A director of a large Group of Hi-Tech Companies had talent spotted the Head of a Department in a Science Faculty of a University.  The academic was an acknowledged specialist in an emerging field of technology of great significance to the Group and he had also displayed, especially through his professional institution activities, signs of other qualities which made him a possible candidate for progression to top rank.  The Group had many contacts in the University, some of whom it remunerated as consultants and in two cases as Directors, and had previously recruited a lecturer from the Engineering Faculty who had become one of its top executives.  The Group chairman was on the Appointment Committee for an Engineering Chair.

preliminary enquiries were made into the academic's background and activities, which proved satisfactory.  The Group then carried out a more searching examination of the academic's suitability, for example by arranging for some of its contacts in or associated with the University to verify directly with the academic the qualities it was seeking, without disclosing to the academic what was taking place.  As there were security implications in the career they had in mind, neighbourhood enquiries were also commissioned.

Through his professional institution, Church and other activities the academic was becoming well known and of good reputation outside his Faculty and the Group disclosed to selected senior members of the University what it had in mind, which included a later top-level return to the University.  In due course an approach was made to the academic and an offer was made of a senior job in one of its subsidiaries companies.  However, the Department Head, who was happy with his University job and associated lifestyle, declined the offer.
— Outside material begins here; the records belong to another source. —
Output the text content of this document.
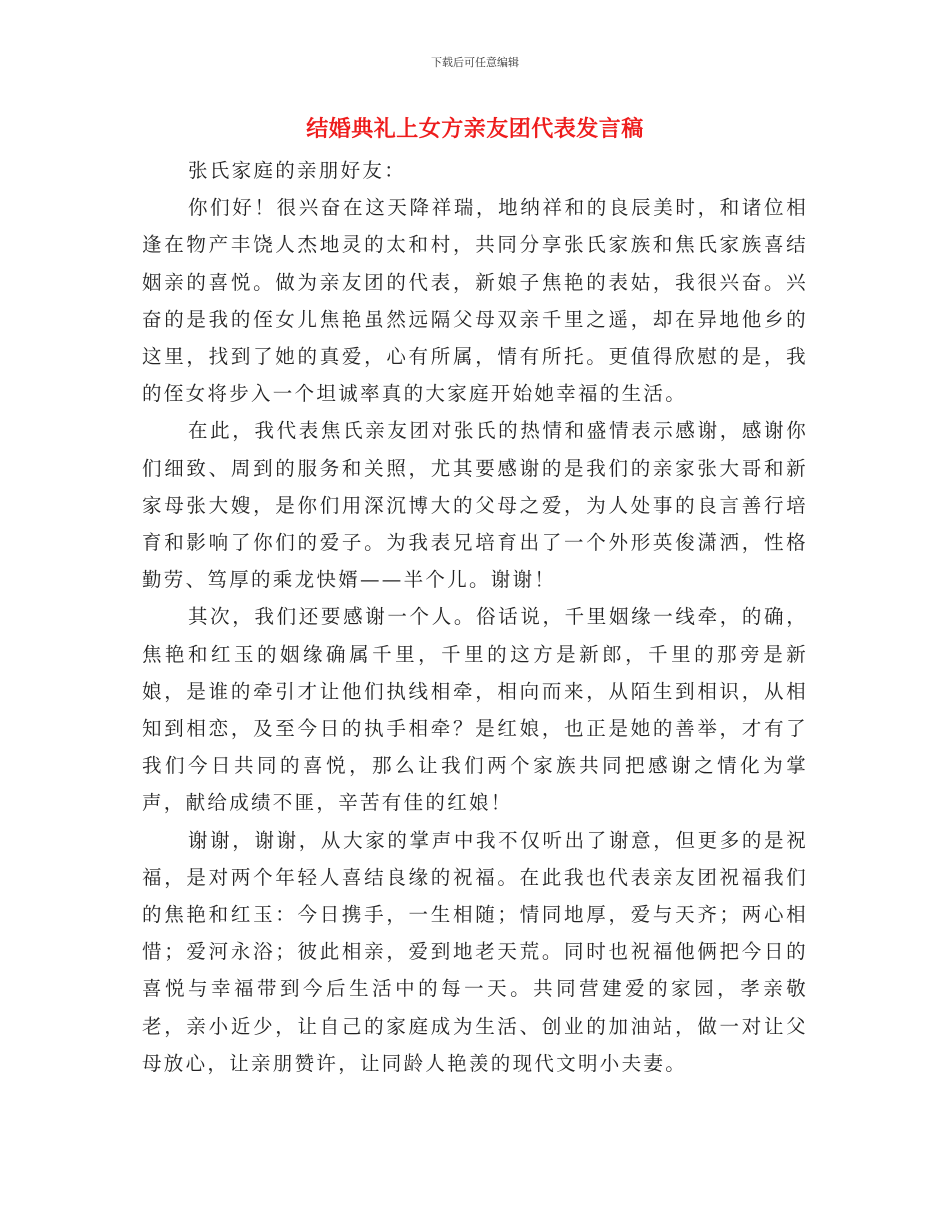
下载后可任意编辑
结婚典礼上女方亲友团代表发言稿

张氏家庭的亲朋好友：

你们好！很兴奋在这天降祥瑞，地纳祥和的良辰美时，和诸位相逢在物产丰饶人杰地灵的太和村，共同分享张氏家族和焦氏家族喜结姻亲的喜悦。做为亲友团的代表，新娘子焦艳的表姑，我很兴奋。兴奋的是我的侄女儿焦艳虽然远隔父母双亲千里之遥，却在异地他乡的这里，找到了她的真爱，心有所属，情有所托。更值得欣慰的是，我的侄女将步入一个坦诚率真的大家庭开始她幸福的生活。

在此，我代表焦氏亲友团对张氏的热情和盛情表示感谢，感谢你们细致、周到的服务和关照，尤其要感谢的是我们的亲家张大哥和新家母张大嫂，是你们用深沉博大的父母之爱，为人处事的良言善行培育和影响了你们的爱子。为我表兄培育出了一个外形英俊潇洒，性格勤劳、笃厚的乘龙快婿——半个儿。谢谢！

其次，我们还要感谢一个人。俗话说，千里姻缘一线牵，的确，焦艳和红玉的姻缘确属千里，千里的这方是新郎，千里的那旁是新娘，是谁的牵引才让他们执线相牵，相向而来，从陌生到相识，从相知到相恋，及至今日的执手相牵？是红娘，也正是她的善举，才有了我们今日共同的喜悦，那么让我们两个家族共同把感谢之情化为掌声，献给成绩不匪，辛苦有佳的红娘！

谢谢，谢谢，从大家的掌声中我不仅听出了谢意，但更多的是祝福，是对两个年轻人喜结良缘的祝福。在此我也代表亲友团祝福我们的焦艳和红玉：今日携手，一生相随；情同地厚，爱与天齐；两心相惜；爱河永浴；彼此相亲，爱到地老天荒。同时也祝福他俩把今日的喜悦与幸福带到今后生活中的每一天。共同营建爱的家园，孝亲敬老，亲小近少，让自己的家庭成为生活、创业的加油站，做一对让父母放心，让亲朋赞许，让同龄人艳羡的现代文明小夫妻。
The response of the Group was to intensify its efforts to recruit the academic.  At the Group's invitation the academic visited two or three of its companies or divisions where he was made very welcome.  A senior colleague was primed to say to say to the academic how well he would do in Industry but conversely a visiting lecturer, with whom the academic had had no previous contact, was prevailed upon to tell the academic that he was a total misfit in the University.  On top of this, the Administrator of the Faculty was invited to join the Group's top-level human resources committee in which context the career plan they had in mind for the academic was disclosed to him with the request that the Administrator should do what he could to discourage the Department Head in his University job.

After a period in which the Administrator, through his control of the paperwork of the Faculty and by personal remarks carried out the Group's request, an improved offer was made by the company.  This time the Head of Department, who as a result of the Faculty Administrator's actions no longer enjoyed his University job, accepted.

Q1  What Human Rights issues (if any) do you see in this situation?

Q2  When should the fact that enquiries are being made, unsolicited by and unknown to the potential recruit, be disclosed to the individual.

Notes on Case Study B

  • Although the Group acted in its own interests its intention was also to benefit the academic.

  • The process of recruitment was covert.

  • Psychological carrots & sticks were applied.

  • The long-term intention of the Group was not made known to the academic so he was not in a position to make an informed decision.

  • The decision about the academic's career was made by others.

  • The academic was employed by the University: the Company had no employers' rights over the academic.

  • Enquiries about a person may to some extent disturb his/her working, social and personal life.